UK consumers will pay more for green, but not much more
29th September 2009
In the current economic climate, businesses pricing environmentally-friendly products and services for the UK market should try to keep any ‘green premium’ to between one and five per cent, a new survey suggests.
The survey – ‘Green Appetites’, by multinational insurance group RSA – found over a third (35 per cent) of UK consumers are willing to pay this much extra for an environmentally-friendly product or service.
However, only 11 per cent are willing to pay between five and 10 per cent and only one per cent are sufficiently committed to pay an environmental premium of more than a 10 per cent.
Overall, this means almost half of UK consumers are willing to pay some kind of green premium, even in the current recession.
Dr Paul Pritchard, UK head of corporate responsibility at RSA, said the report “highlights consumers’ enduring interest in the environment despite the current downturn” – though it also points out that this interest is far from universal.
While 47 per cent of UK consumers are willing to pay a green premium, 34 per cent said categorically that they were not and 14 per cent weren’t sure.

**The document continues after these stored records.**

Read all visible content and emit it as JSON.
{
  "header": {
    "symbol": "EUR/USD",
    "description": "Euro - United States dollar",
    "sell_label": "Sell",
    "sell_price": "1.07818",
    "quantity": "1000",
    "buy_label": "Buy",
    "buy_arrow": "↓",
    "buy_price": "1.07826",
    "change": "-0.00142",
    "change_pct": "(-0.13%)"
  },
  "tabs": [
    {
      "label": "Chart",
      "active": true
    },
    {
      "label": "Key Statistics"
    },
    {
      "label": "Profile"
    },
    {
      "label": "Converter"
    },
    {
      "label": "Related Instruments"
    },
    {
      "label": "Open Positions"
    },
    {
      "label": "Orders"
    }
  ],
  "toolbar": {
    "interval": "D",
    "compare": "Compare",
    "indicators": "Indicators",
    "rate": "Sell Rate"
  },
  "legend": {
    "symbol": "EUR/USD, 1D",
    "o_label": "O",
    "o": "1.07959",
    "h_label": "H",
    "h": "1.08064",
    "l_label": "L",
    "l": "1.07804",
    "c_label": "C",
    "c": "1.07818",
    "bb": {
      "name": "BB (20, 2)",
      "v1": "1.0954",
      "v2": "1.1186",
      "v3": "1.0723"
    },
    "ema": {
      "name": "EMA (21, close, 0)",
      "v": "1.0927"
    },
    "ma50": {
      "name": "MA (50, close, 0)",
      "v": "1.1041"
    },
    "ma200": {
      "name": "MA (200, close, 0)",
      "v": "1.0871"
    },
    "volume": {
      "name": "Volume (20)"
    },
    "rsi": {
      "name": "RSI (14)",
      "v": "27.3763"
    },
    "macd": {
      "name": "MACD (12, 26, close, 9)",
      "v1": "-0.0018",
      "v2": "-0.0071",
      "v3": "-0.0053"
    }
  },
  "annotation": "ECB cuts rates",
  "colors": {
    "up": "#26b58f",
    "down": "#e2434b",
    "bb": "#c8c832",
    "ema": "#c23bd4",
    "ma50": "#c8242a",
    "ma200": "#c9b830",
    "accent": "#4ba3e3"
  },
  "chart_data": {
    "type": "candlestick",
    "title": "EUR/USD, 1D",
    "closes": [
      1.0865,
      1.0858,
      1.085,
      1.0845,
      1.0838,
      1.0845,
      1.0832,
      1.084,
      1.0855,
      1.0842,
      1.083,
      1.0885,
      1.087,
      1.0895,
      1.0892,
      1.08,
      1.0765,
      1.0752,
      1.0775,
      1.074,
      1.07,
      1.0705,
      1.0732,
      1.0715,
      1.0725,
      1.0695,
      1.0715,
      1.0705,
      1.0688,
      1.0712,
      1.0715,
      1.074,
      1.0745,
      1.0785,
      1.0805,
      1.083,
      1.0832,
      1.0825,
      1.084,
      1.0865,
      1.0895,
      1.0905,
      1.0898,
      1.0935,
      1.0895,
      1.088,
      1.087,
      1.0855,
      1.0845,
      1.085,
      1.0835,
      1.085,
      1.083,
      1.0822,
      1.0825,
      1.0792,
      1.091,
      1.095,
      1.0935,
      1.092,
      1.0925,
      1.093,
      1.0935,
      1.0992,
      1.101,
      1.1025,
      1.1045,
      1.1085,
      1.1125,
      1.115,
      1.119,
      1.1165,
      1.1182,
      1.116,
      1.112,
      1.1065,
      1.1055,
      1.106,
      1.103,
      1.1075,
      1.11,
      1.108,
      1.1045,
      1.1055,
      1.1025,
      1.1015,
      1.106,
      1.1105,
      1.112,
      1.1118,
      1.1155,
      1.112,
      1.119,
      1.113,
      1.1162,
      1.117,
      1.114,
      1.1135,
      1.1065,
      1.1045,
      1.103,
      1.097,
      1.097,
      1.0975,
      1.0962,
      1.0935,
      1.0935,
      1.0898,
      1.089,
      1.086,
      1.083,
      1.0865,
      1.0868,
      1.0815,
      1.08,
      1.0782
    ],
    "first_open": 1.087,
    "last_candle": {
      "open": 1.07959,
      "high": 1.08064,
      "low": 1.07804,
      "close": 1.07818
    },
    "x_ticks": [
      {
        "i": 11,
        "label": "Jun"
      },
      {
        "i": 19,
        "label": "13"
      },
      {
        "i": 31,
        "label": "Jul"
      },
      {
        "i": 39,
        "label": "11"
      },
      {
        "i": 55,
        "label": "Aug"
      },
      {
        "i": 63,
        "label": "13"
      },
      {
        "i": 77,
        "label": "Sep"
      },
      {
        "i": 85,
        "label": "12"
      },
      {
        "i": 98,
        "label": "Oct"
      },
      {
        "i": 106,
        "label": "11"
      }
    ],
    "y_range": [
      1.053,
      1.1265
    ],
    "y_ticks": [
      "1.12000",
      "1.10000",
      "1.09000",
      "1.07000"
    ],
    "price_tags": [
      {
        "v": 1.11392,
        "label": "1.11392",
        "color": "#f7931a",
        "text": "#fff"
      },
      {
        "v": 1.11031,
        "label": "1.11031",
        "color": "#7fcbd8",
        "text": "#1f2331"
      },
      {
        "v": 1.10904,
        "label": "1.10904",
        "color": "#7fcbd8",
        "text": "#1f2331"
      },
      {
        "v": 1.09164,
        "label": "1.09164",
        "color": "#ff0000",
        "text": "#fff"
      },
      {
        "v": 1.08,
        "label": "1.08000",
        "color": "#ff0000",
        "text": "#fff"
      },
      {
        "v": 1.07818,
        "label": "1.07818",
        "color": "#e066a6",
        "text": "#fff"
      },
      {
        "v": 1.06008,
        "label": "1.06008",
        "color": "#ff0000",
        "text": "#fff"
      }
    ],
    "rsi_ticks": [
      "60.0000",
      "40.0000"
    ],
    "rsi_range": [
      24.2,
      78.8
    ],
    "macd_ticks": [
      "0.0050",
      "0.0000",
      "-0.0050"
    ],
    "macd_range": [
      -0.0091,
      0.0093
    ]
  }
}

Although they may not be willing or able to back up their views with hard cash, the survey suggests that environmental issues have become an increasing priority for most UK consumers and businesses.
The vast majority (80 per cent) see the use of reusable plastic bags as a crucial environmental issue, for example.
The fact that this came out as the survey's top environmental priority is interesting – perhaps reflecting the fact that this is something consumers can do to help the environment at little or no cost to themselves and also, possibly, the success of efforts by the Government and leading supermarkets to reduce the use of plastic bags.
Pritchard said it was fascinating to see the issue of reusables feature so prominently in the survey. “While some commentators might want to focus attention on 'big' issues such as energy or transport, it’s clear that campaigns with clear well explained goals, allowing consumers to get involved, can be engaging and successful,” he said.
In future, the UK consumers surveyed indicated that they are most likely to do their bit for the environment by buying energy efficient goods (74 per cent) and locally grown produce (58 per cent), they are less likely to go for renewable energy (41 per cent) and fuel efficient cars (32 per cent).
Only a few (24 per cent) said they would let environmental concerns dictate the clothes they bought and only 21 per cent plan to carbon offset their holidays.
The level of commitment to green goods and services amongst UK consumers is closely mirrored in most of the other European countries surveyed. In fact, France records an identical 47 per cent of consumers prepared to pay an environmental premium, compared with 50 per cent in Sweden and 54 per cent in Germany.
Denmark is the only European country surveyed to register significantly higher levels of green demand than the UK, with 64 per cent of consumers saying they are prepared to pay more for greener goods and services.
Interestingly, consumers in the emerging economies of Chile and China appear considerably more environmentally conscious than those in the developed world, with 89 and 90 per cent respectively prepared to pay a green premium – and 15 per cent of consumers in both countries saying they would pay more than 10 per cent.
The nine markets covered by the survey were Canada, Chile, China, Denmark, France, Germany, Sweden, United Arab Emirates and the UK.